A rare crested macaque monkey who snapped a well-known, grinning "selfie" should be declared the photo's owner, animal rights activists have argued in a US federal lawsuit.
Naruto - a six-year-old macaque who lives free in the Tangkoko Reserve on the Indonesian island of Sulawesi - took the image and several others about four years ago using a camera left unattended by British photographer David Slater, People for the Ethical Treatment of Animals (PETA) said in the suit.
The so-called Monkey Selfies that resulted came from "a series of purposeful and voluntary actions by Naruto, unaided by Slater," said the complaint, filed in a US District Court in San Francisco.
"Naruto has the right to own and benefit from the copyright ... in the same manner and to the same extent as any other author," the suit said.

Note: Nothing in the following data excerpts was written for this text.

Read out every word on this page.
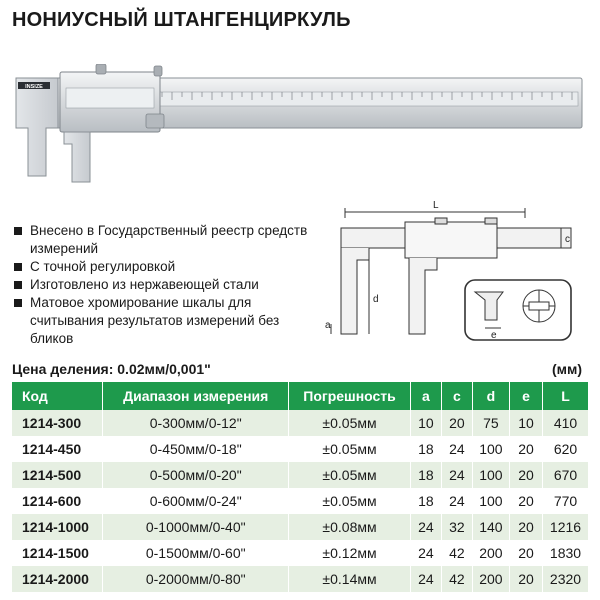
НОНИУСНЫЙ ШТАНГЕНЦИРКУЛЬ
INSIZE
Внесено в Государственный реестр средств измерений
С точной регулировкой
Изготовлено из нержавеющей стали
Матовое хромирование шкалы для считывания результатов измерений без бликов
L
c
d
a
e
Цена деления: 0.02мм/0,001"	(мм)
Код	Диапазон измерения	Погрешность	a	c	d	e	L
1214-300	0-300мм/0-12"	±0.05мм	10	20	75	10	410
1214-450	0-450мм/0-18"	±0.05мм	18	24	100	20	620
1214-500	0-500мм/0-20"	±0.05мм	18	24	100	20	670
1214-600	0-600мм/0-24"	±0.05мм	18	24	100	20	770
1214-1000	0-1000мм/0-40"	±0.08мм	24	32	140	20	1216
1214-1500	0-1500мм/0-60"	±0.12мм	24	42	200	20	1830
1214-2000	0-2000мм/0-80"	±0.14мм	24	42	200	20	2320
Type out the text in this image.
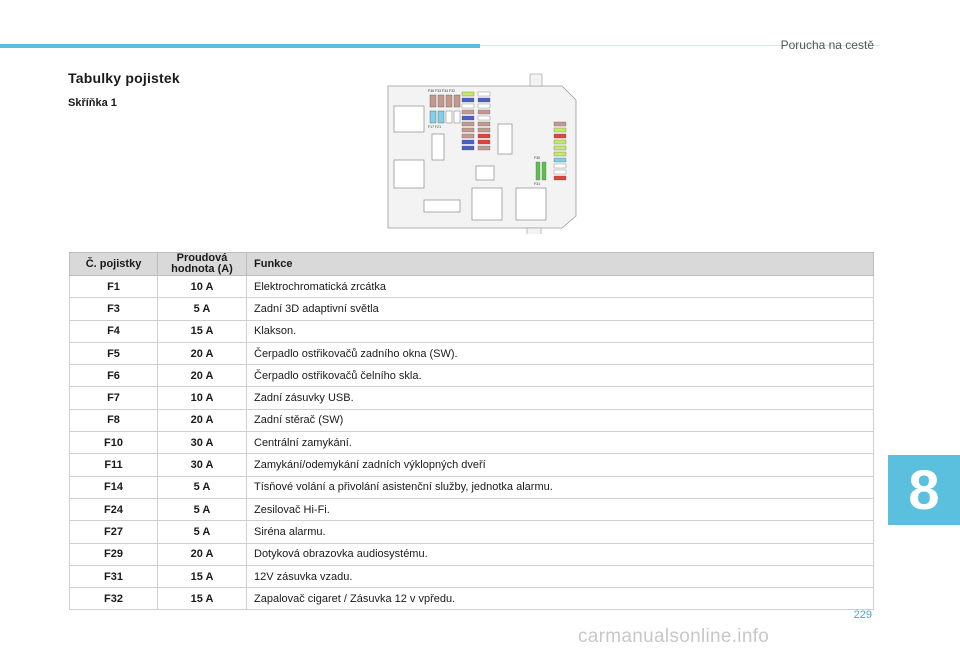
Porucha na cestě
Tabulky pojistek
Skříňka 1
F36 F33 F34 F32
F17 F21
F30
F31
Č. pojistky	Proudová hodnota (A)	Funkce
F1	10 A	Elektrochromatická zrcátka
F3	5 A	Zadní 3D adaptivní světla
F4	15 A	Klakson.
F5	20 A	Čerpadlo ostřikovačů zadního okna (SW).
F6	20 A	Čerpadlo ostřikovačů čelního skla.
F7	10 A	Zadní zásuvky USB.
F8	20 A	Zadní stěrač (SW)
F10	30 A	Centrální zamykání.
F11	30 A	Zamykání/odemykání zadních výklopných dveří
F14	5 A	Tísňové volání a přivolání asistenční služby, jednotka alarmu.
F24	5 A	Zesilovač Hi-Fi.
F27	5 A	Siréna alarmu.
F29	20 A	Dotyková obrazovka audiosystému.
F31	15 A	12V zásuvka vzadu.
F32	15 A	Zapalovač cigaret / Zásuvka 12 v vpředu.
8
229
carmanualsonline.info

The complaint names Mr Slater, his UK-based company Wildlife Personalities, and Blurb, Inc., a Delaware-based corporation which beginning last year published and sold for profit in the United States a book containing copies of the photos. Naruto's orange-eyed, beaming selfie is its front cover.
PETA said it was bringing the legal action on the rare monkey's behalf because he could not, "due to inaccessibility and incapacity," and that the court had jurisdiction because of the book sales made in the United States.
Sulawesi crested macaques are listed as critically endangered, according to the International Union for the Conservation of Nature's Red List of Threatened Species.
Between 4,000 to 6,000 live on Sulawesi, and PETA said their numbers have decreased by about 90 percent in the last 25 years, mostly due to human encroachment on their rainforest homes.
PETA asked the court to declare Naruto the author and copyright owner of the photos, and to award the monkey damages.
It also sought a court order letting PETA and a noted primatologist, Dr. Antje Engelhardt of Georg-August University, Gottingen, Germany, administer Naruto's rights on condition that all proceeds be used solely for the benefit of him, his family and community, "including the preservation of their habitat."
Mr Slater did not immediately return a request for comment. His website home page invites visitors to "Read the original story about how I created my famous monkey 'selfie'."
Representatives of Blurb, which describes itself as a self-publishing and marketing platform, did not immediately reply to a similar request.